Energieversorgung in Griechenland

 

In Griechenland heißt es erst einmal zur Energiegewinnung: Atomkraft - Nein Danke !

Diese positive Einstellung hat beim zweiten Hinsehen aber auch ihre negativen Seiten. Sollte man nun denken, dass Griechenland aufgrund seiner vielen windreichen Regionen und seiner intensiven Sonnenbestrahlung einen großen Anteil  an erneuerbaren Energien einsetzt, so liegt man falsch.

Auch wenn in den letzten Jahren viele politische Entscheidungen pro regenerativer Energien gefallen sind, so liegt der Anteil der Sonnenenergie an der Stromerzeugung derzeit bei rund 3 %. Allerdings hat sich Griechenland verpflichtet, den Anteil der erneuerbaren Energien (Sonne, Wind, Wasser) bis 2020 auf 18% ausgebauen.
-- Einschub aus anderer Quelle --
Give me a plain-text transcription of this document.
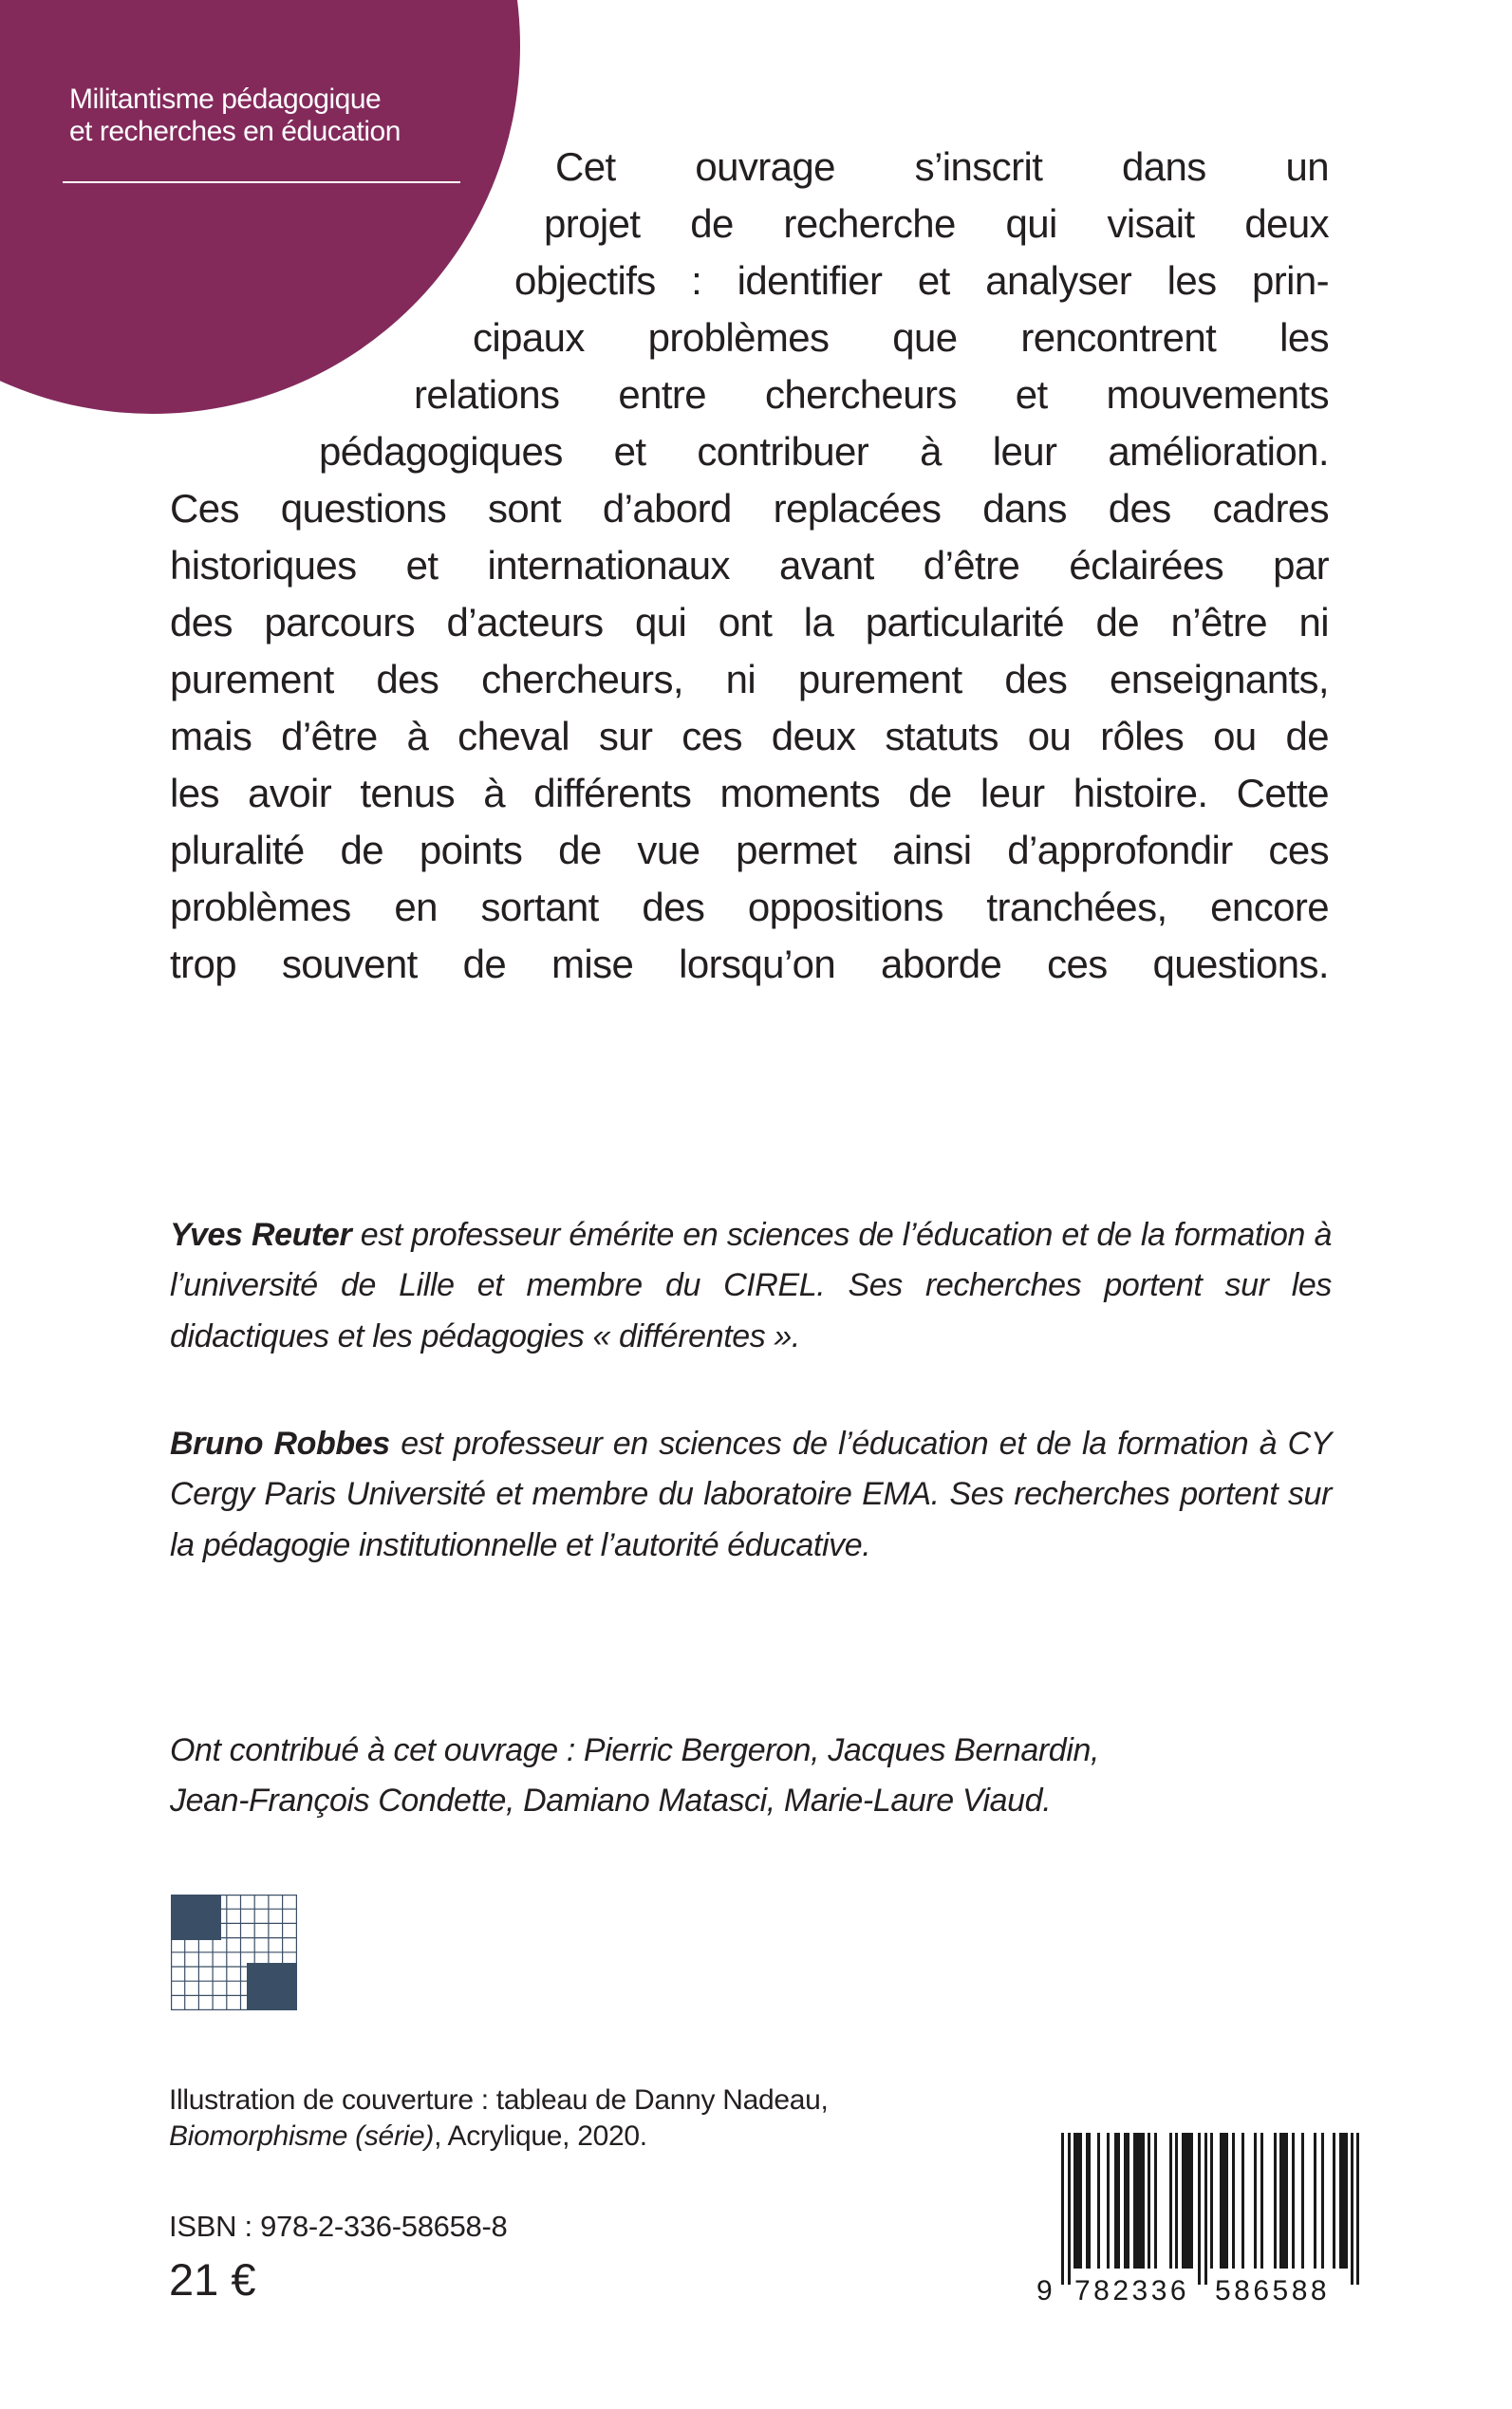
Militantisme pédagogique
et recherches en éducation
Cet ouvrage s’inscrit dans un
projet de recherche qui visait deux
objectifs : identifier et analyser les prin-
cipaux problèmes que rencontrent les
relations entre chercheurs et mouvements
pédagogiques et contribuer à leur amélioration.
Ces questions sont d’abord replacées dans des cadres
historiques et internationaux avant d’être éclairées par
des parcours d’acteurs qui ont la particularité de n’être ni
purement des chercheurs, ni purement des enseignants,
mais d’être à cheval sur ces deux statuts ou rôles ou de
les avoir tenus à différents moments de leur histoire. Cette
pluralité de points de vue permet ainsi d’approfondir ces
problèmes en sortant des oppositions tranchées, encore
trop souvent de mise lorsqu’on aborde ces questions.
Yves Reuter est professeur émérite en sciences de l’éducation et de la formation à l’université de Lille et membre du CIREL. Ses recherches portent sur les didactiques et les pédagogies « différentes ».
Bruno Robbes est professeur en sciences de l’éducation et de la formation à CY Cergy Paris Université et membre du laboratoire EMA. Ses recherches portent sur la pédagogie institutionnelle et l’autorité éducative.
Ont contribué à cet ouvrage : Pierric Bergeron, Jacques Bernardin,
Jean-François Condette, Damiano Matasci, Marie-Laure Viaud.
Illustration de couverture : tableau de Danny Nadeau,
Biomorphisme (série), Acrylique, 2020.
ISBN : 978-2-336-58658-8
21 €	9 782336 586588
Megalopoli-Braunkohlekraftwerde

Zur Zeit ist der Hauptenergieträger in Griechenland allerdings die Braunkohle. Ihr Anteil liegt, natürlich auch aufgrund der eigenen Braunkohlevorkommen, bei rund 58%. Dies hat ökologisch aber auch einige Nachteile. Neben der unmittelbaren Belastung der Umgebung durch den Ausstoss der entsprechenden Schadstoffe gelten Braunkohlekraftwerke auch wegen ihres hohen CO2-Ausstosses als eine der Haupt-Klimakiller.

Bei einer Erfassung der "dreckigsten Kraftwerke der EU" liegen zwei griechische Kohlekraftwerke auf Platz 1 (Kraftwerk Agios Dimitrios) und 2 (Kraftwerk Kardioa). Als Deutsche Staatsbürger sollte man allerdings nicht direkt mit dem Finger auf die Griechen zeigen. Unter den ersten zehn dieser Liste befinden sich nämlich auch sechs deutsche Kraftwerke.

Hier eine Übersicht der Anteile an der Energieproduktion (Zahlen von 2012):

Braunkohle: 58%
Erdgas: 23%
Erdöl: 6%
Wasserkraft: 5%
Sonne: 3%
Wind: ?

Nicht berücksichtigt ist bei diesen Zahlen, dass in Griechenland bereits seit langem die Solarenergie zur Gewinnung von Warmwasser eingesetzt wird. Hier genügt ein Blick auf die Häuser, um zu sehen, dass dieser Anteil nicht gering ist.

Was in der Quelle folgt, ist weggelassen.